When a year was passed all the sea was again stirred by warmer winds, the father left his home opposite Houkan to visit his daughter Cawk. His daughter greeted him joyfully and begged of him to take her back home. The father hearing of the outrages wrought upon his daughter determined upon revenge. He killed the gull, took Cawk into his canoe and quickly left the country which had brought so much sorrow to the daughter. When the other gulls came home and found their companion dead and his wife gone, they all flew away in search of the fugitives. They were very sad over the death of their poor murdered comrade and continue to mourn and cry until this day.

Having flown a short distance they saw the canoe and stirred up a heavy storm. The sea rose in immense waves and threatened the pair with destruction. In this mortal peril the selfish father determined to offer Cawk to the birds and flung her overboard. She clung to the edge of the canoe with a death grip. The cruel father then took a knife and cut off the joints of her fingers. The joint of the first finger falling into the sea was transformed into a whale, and the nail became whale bone. The joints of the second finger became grampuses, or killers, while the nail was transformed into those great fins which are so conspicuous in the Haida’s representation of the killer. The remainder of the joints swam away as salmon, herring, codfish, sea otters, hair seals, and fur seals. In the meantime the storm had abated for the gulls thought Cawk was drowned. The father then allowed her to come into the boat again. But from that time she cherished a deadly hatred against him and swore bitter revenge. After they got ashore she called her totem guardians, the wolves, and let them gnaw off the feet and hands of her father, while he was asleep. Upon waking the beaver cursed himself, his daughter and the wolves which had thus crippled him; whereupon the earth opened and swallowed the hut, the father, the daughter and the wolves.

Upon the whole, the column just described may be said to be purely legendary, yet it seems quite generally to refer to the wolf totem.

In front of the residence of Chief Schooltka is also a column that is full of interest. It was erected by himself and the carvings were executed with steel instruments, so that superior designs and neater workmanship have been obtained.

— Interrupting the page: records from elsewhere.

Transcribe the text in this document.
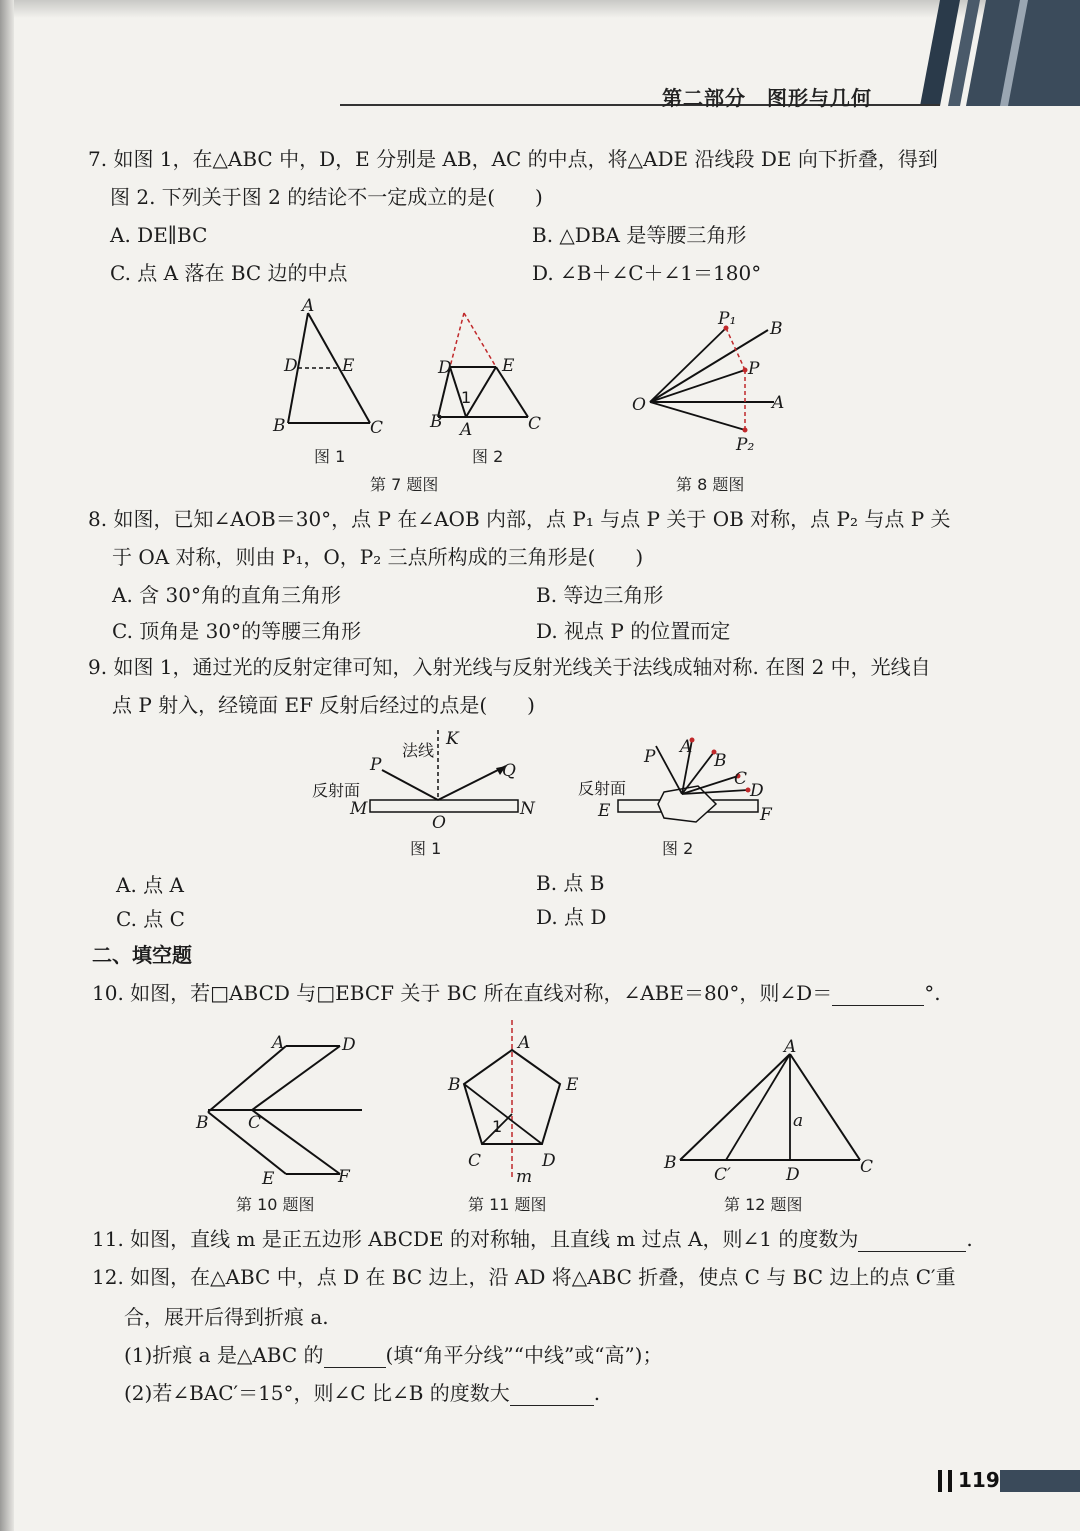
第二部分　图形与几何
7. 如图 1，在△ABC 中，D，E 分别是 AB，AC 的中点，将△ADE 沿线段 DE 向下折叠，得到
图 2. 下列关于图 2 的结论不一定成立的是(　　)
A. DE∥BC	B. △DBA 是等腰三角形
C. 点 A 落在 BC 边的中点	D. ∠B＋∠C＋∠1＝180°
A
D	E
B	C
图 1
1
D	E
B A	C
图 2
第 7 题图
P₁ B
P
O	A
P₂
第 8 题图
8. 如图，已知∠AOB＝30°，点 P 在∠AOB 内部，点 P₁ 与点 P 关于 OB 对称，点 P₂ 与点 P 关
于 OA 对称，则由 P₁，O，P₂ 三点所构成的三角形是(　　)
A. 含 30°角的直角三角形	B. 等边三角形
C. 顶角是 30°的等腰三角形	D. 视点 P 的位置而定
9. 如图 1，通过光的反射定律可知，入射光线与反射光线关于法线成轴对称. 在图 2 中，光线自
点 P 射入，经镜面 EF 反射后经过的点是(　　)
法线
K
P	Q
反射面
M	N
O
图 1
P A
B
C
D
反射面
E	F
图 2
A. 点 A	B. 点 B
C. 点 C	D. 点 D
二、填空题
10. 如图，若□ABCD 与□EBCF 关于 BC 所在直线对称，∠ABE＝80°，则∠D＝	°.
A	D
B C
E	F
第 10 题图
1
A
B	E
C	D
m
第 11 题图
A
a
B
C′	D	C
第 12 题图
11. 如图，直线 m 是正五边形 ABCDE 的对称轴，且直线 m 过点 A，则∠1 的度数为	.
12. 如图，在△ABC 中，点 D 在 BC 边上，沿 AD 将△ABC 折叠，使点 C 与 BC 边上的点 C′重
合，展开后得到折痕 a.
(1)折痕 a 是△ABC 的	(填“角平分线”“中线”或“高”)；
(2)若∠BAC′＝15°，则∠C 比∠B 的度数大	.
119
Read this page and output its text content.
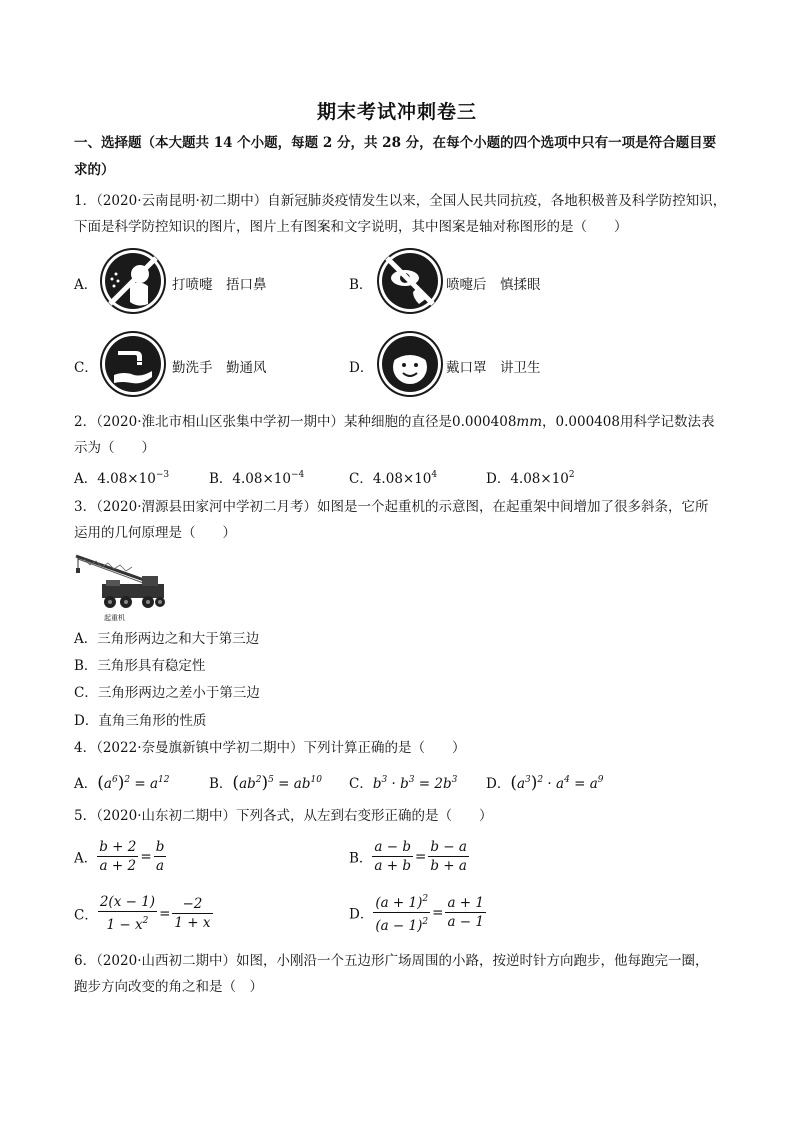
期末考试冲刺卷三
一、选择题（本大题共 14 个小题，每题 2 分，共 28 分，在每个小题的四个选项中只有一项是符合题目要
求的）
1．（2020·云南昆明·初二期中）自新冠肺炎疫情发生以来，全国人民共同抗疫，各地积极普及科学防控知识，
下面是科学防控知识的图片，图片上有图案和文字说明，其中图案是轴对称图形的是（　　）
A．	打喷嚏　捂口鼻	B．	喷嚏后　慎揉眼
C．	勤洗手　勤通风	D．	戴口罩　讲卫生
2．（2020·淮北市相山区张集中学初一期中）某种细胞的直径是0.000408mm，0.000408用科学记数法表
示为（　　）
A．$4.08\times 10^{-3}$	B．$4.08\times 10^{-4}$	C．$4.08\times 10^4$	D．$4.08\times 10^2$
3．（2020·渭源县田家河中学初二月考）如图是一个起重机的示意图，在起重架中间增加了很多斜条，它所
运用的几何原理是（　　）
起重机
A．三角形两边之和大于第三边
B．三角形具有稳定性
C．三角形两边之差小于第三边
D．直角三角形的性质
4．（2022·奈曼旗新镇中学初二期中）下列计算正确的是（　　）
A．$(a^6)^2 = a^{12}$	B．$(ab^2)^5 = ab^{10}$ C．$b^3 \cdot b^3 = 2b^3$ D．$(a^3)^2 \cdot a^4 = a^9$
5．（2020·山东初二期中）下列各式，从左到右变形正确的是（　　）
A． $\frac{b + 2}{a + 2} = \frac{b}{a}$	B． $\frac{a - b}{a + b} = \frac{b - a}{b + a}$
C． $\frac{2(x - 1)}{1 - x^2} = \frac{-2}{1 + x}$	D． $\frac{(a + 1)^2}{(a - 1)^2} = \frac{a + 1}{a - 1}$
6．（2020·山西初二期中）如图，小刚沿一个五边形广场周围的小路，按逆时针方向跑步，他每跑完一圈，
跑步方向改变的角之和是（　）
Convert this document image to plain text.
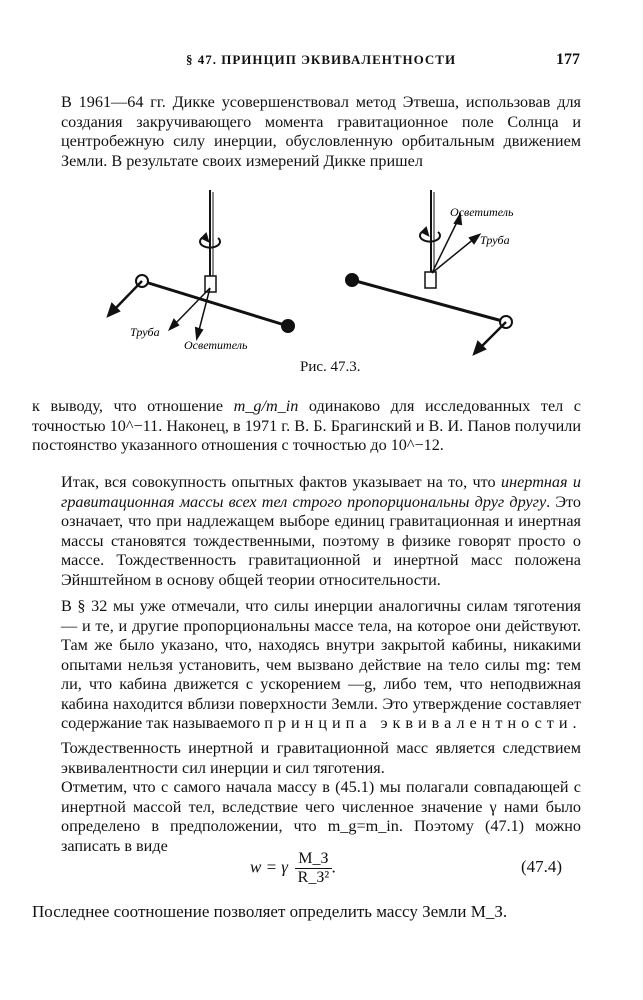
§ 47. ПРИНЦИП ЭКВИВАЛЕНТНОСТИ	177
В 1961—64 гг. Дикке усовершенствовал метод Этвеша, использовав для создания закручивающего момента гравитационное поле Солнца и центробежную силу инерции, обусловленную орбитальным движением Земли. В результате своих измерений Дикке пришел
Труба
Осветитель
Осветитель
Труба
Рис. 47.3.
к выводу, что отношение m_g/m_in одинаково для исследованных тел с точностью 10^−11. Наконец, в 1971 г. В. Б. Брагинский и В. И. Панов получили постоянство указанного отношения с точностью до 10^−12.
Итак, вся совокупность опытных фактов указывает на то, что инертная и гравитационная массы всех тел строго пропорциональны друг другу. Это означает, что при надлежащем выборе единиц гравитационная и инертная массы становятся тождественными, поэтому в физике говорят просто о массе. Тождественность гравитационной и инертной масс положена Эйнштейном в основу общей теории относительности.
В § 32 мы уже отмечали, что силы инерции аналогичны силам тяготения — и те, и другие пропорциональны массе тела, на которое они действуют. Там же было указано, что, находясь внутри закрытой кабины, никакими опытами нельзя установить, чем вызвано действие на тело силы mg: тем ли, что кабина движется с ускорением —g, либо тем, что неподвижная кабина находится вблизи поверхности Земли. Это утверждение составляет содержание так называемого принципа эквивалентности.
Тождественность инертной и гравитационной масс является следствием эквивалентности сил инерции и сил тяготения.
Отметим, что с самого начала массу в (45.1) мы полагали совпадающей с инертной массой тел, вследствие чего численное значение γ нами было определено в предположении, что m_g=m_in. Поэтому (47.1) можно записать в виде
w = γ $\frac{M\_З}{\text{R\_З²}}$ .	(47.4)
Последнее соотношение позволяет определить массу Земли M_З.
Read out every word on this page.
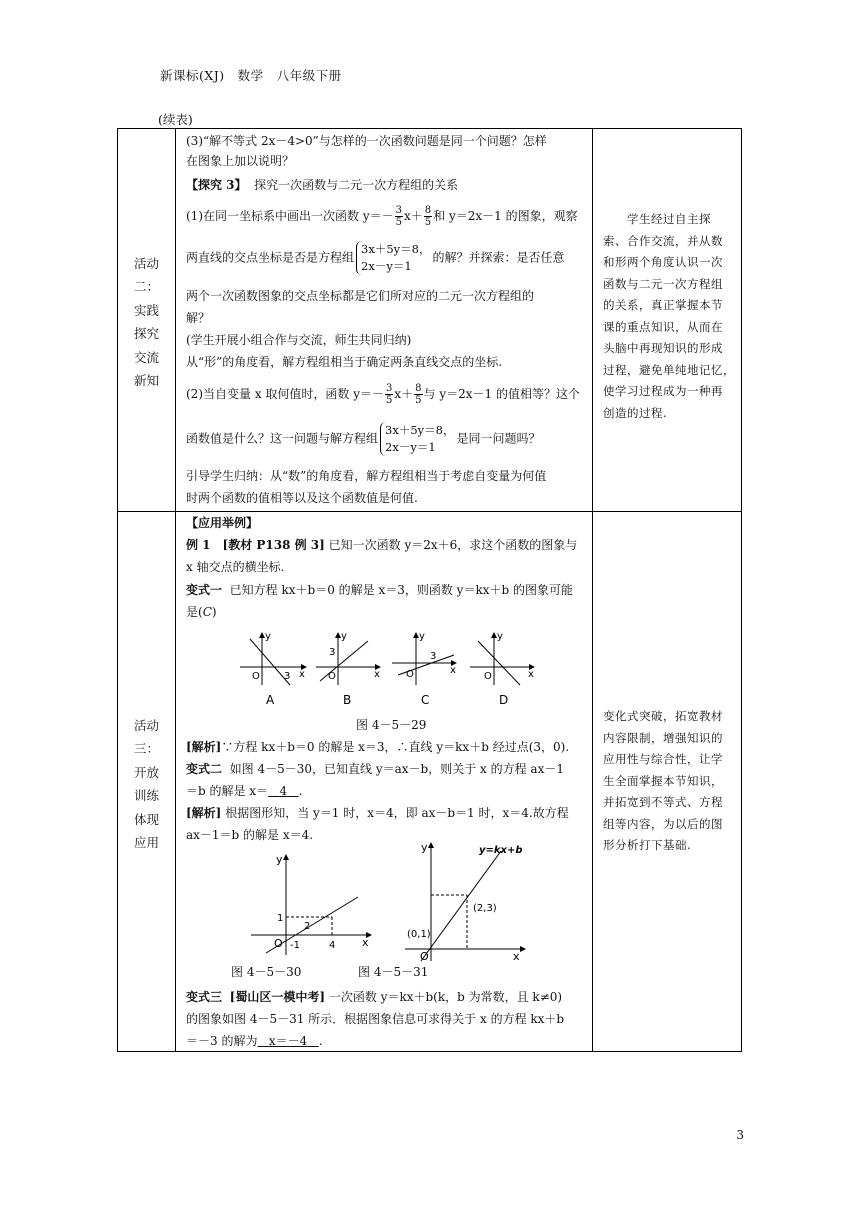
新课标(XJ)　数学　八年级下册
(续表)
活动
二：
实践
探究
交流
新知
(3)“解不等式 2x－4>0”与怎样的一次函数问题是同一个问题？怎样
在图象上加以说明？
【探究 3】 探究一次函数与二元一次方程组的关系
(1)在同一坐标系中画出一次函数 $y=- \frac{3}{5} x+ \frac{8}{5}$ 和 y＝2x－1 的图象，观察
两直线的交点坐标是否是方程组
3x＋5y＝8，
2x－y＝1
的解？并探索：是否任意
两个一次函数图象的交点坐标都是它们所对应的二元一次方程组的
解？
(学生开展小组合作与交流，师生共同归纳)
从“形”的角度看，解方程组相当于确定两条直线交点的坐标.
(2)当自变量 x 取何值时，函数 $y=- \frac{3}{5} x+ \frac{8}{5}$ 与 y＝2x－1 的值相等？这个
函数值是什么？这一问题与解方程组
3x＋5y＝8，
2x－y＝1
是同一问题吗？
引导学生归纳：从“数”的角度看，解方程组相当于考虑自变量为何值
时两个函数的值相等以及这个函数值是何值.
学生经过自主探
索、合作交流，并从数
和形两个角度认识一次
函数与二元一次方程组
的关系，真正掌握本节
课的重点知识，从而在
头脑中再现知识的形成
过程，避免单纯地记忆，
使学习过程成为一种再
创造的过程.
活动
三：
开放
训练
体现
应用
【应用举例】
例 1　[教材 P138 例 3] 已知一次函数 y＝2x＋6，求这个函数的图象与
x 轴交点的横坐标.
变式一 已知方程 kx＋b＝0 的解是 x＝3，则函数 y＝kx＋b 的图象可能
是(C)
y
x
O 3
A
y
x
O
3
B
y
x
O
3
C
y
x
O
D
图 4－5－29
[解析]∵方程 kx＋b＝0 的解是 x＝3，∴直线 y＝kx＋b 经过点(3，0).
变式二 如图 4－5－30，已知直线 y＝ax－b，则关于 x 的方程 ax－1
＝b 的解是 x＝ 4 .
[解析] 根据图形知，当 y＝1 时，x＝4，即 ax－b＝1 时，x＝4.故方程
ax－1＝b 的解是 x＝4.
y
x
O
1
2
-1	4
y
x
O
(0,1)
(2,3)
y=kx+b
图 4－5－30	图 4－5－31
变式三 [蜀山区一模中考] 一次函数 y＝kx＋b(k，b 为常数，且 k≠0)
的图象如图 4－5－31 所示．根据图象信息可求得关于 x 的方程 kx＋b
＝－3 的解为 x＝－4 .
变化式突破，拓宽教材
内容限制，增强知识的
应用性与综合性，让学
生全面掌握本节知识，
并拓宽到不等式、方程
组等内容，为以后的图
形分析打下基础.
3
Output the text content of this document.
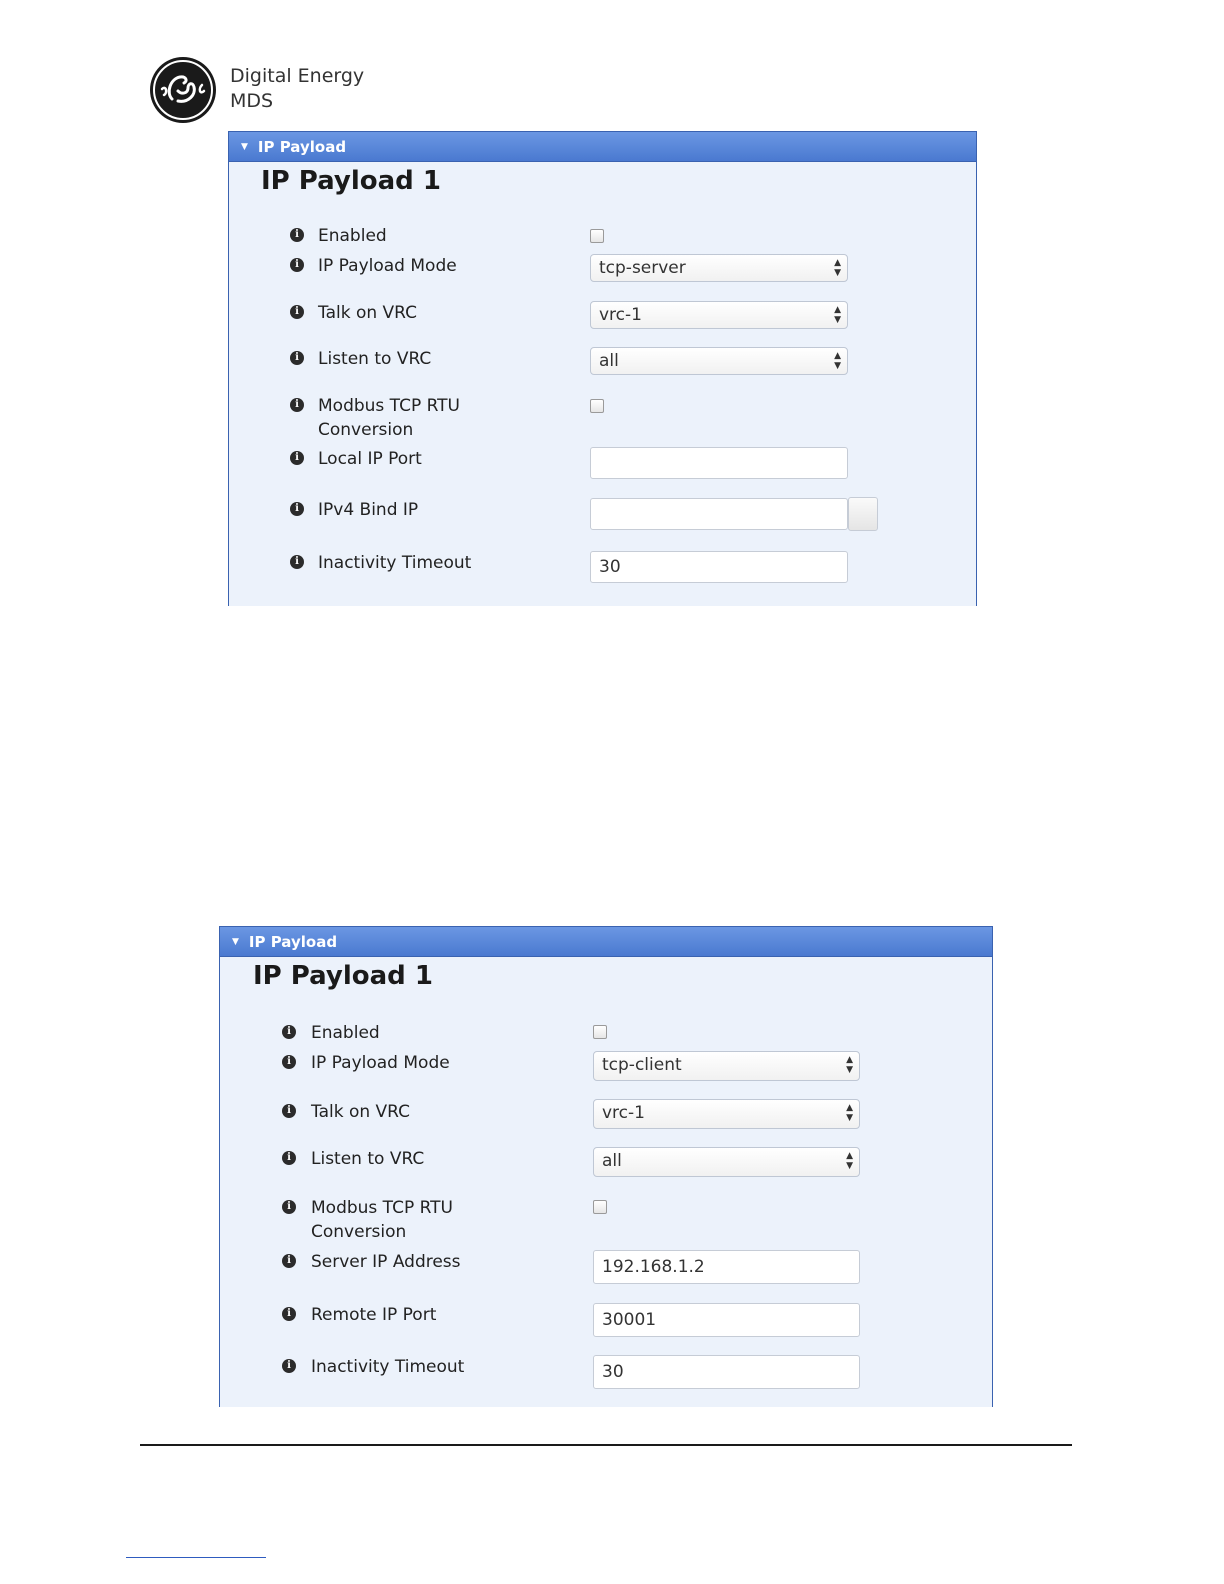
Digital Energy
MDS
▼ IP Payload
IP Payload 1
i Enabled
i IP Payload Mode	tcp-server	▲
▼
i Talk on VRC	vrc-1	▲
▼
i Listen to VRC	all	▲
▼
i Modbus TCP RTU
Conversion
i Local IP Port
i IPv4 Bind IP
i Inactivity Timeout	30
▼ IP Payload
IP Payload 1
i Enabled
i IP Payload Mode	tcp-client	▲
▼
i Talk on VRC	vrc-1	▲
▼
i Listen to VRC	all	▲
▼
i Modbus TCP RTU
Conversion
i Server IP Address	192.168.1.2
i Remote IP Port	30001
i Inactivity Timeout	30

At the top of it is his crest or sub-totem, the eagle. The various carvings trace in a general way the history of family for several generations back, such as marriages of one totem with another. For instance, the bear to the eagle, the wolf to the raven, etc. It also indicates the number of children in each family, and the manner of death that ended their lives by some conventional means that is readily understood by the Haida. About midway down the pole is a rude representation of a Russian priest of the Greek church with his hands folded across his breast in reverential manner, with crude images of angels around him and beneath it is the only legend carved on the column, it is the bear and butterfly story, which is worth repeating:


CHAPTER XXXV
YALTH, AND THE BUTTERFLY

In the beginning, when Yalth, the great raven, the friend and benefactor of the human race, was looking for a good region for men to occupy, the butterfly hovered over his head as he flew. When he came to the country now occupied by the Haida nations, the butterfly pointed with his proboscis to the good lands and said, “Where the bear are, there salmon, sprouts and good living will be found in abundance;” so that accounts for the residence of the Haidas on the Prince of Wales island, and for bear living so plentifully in that region.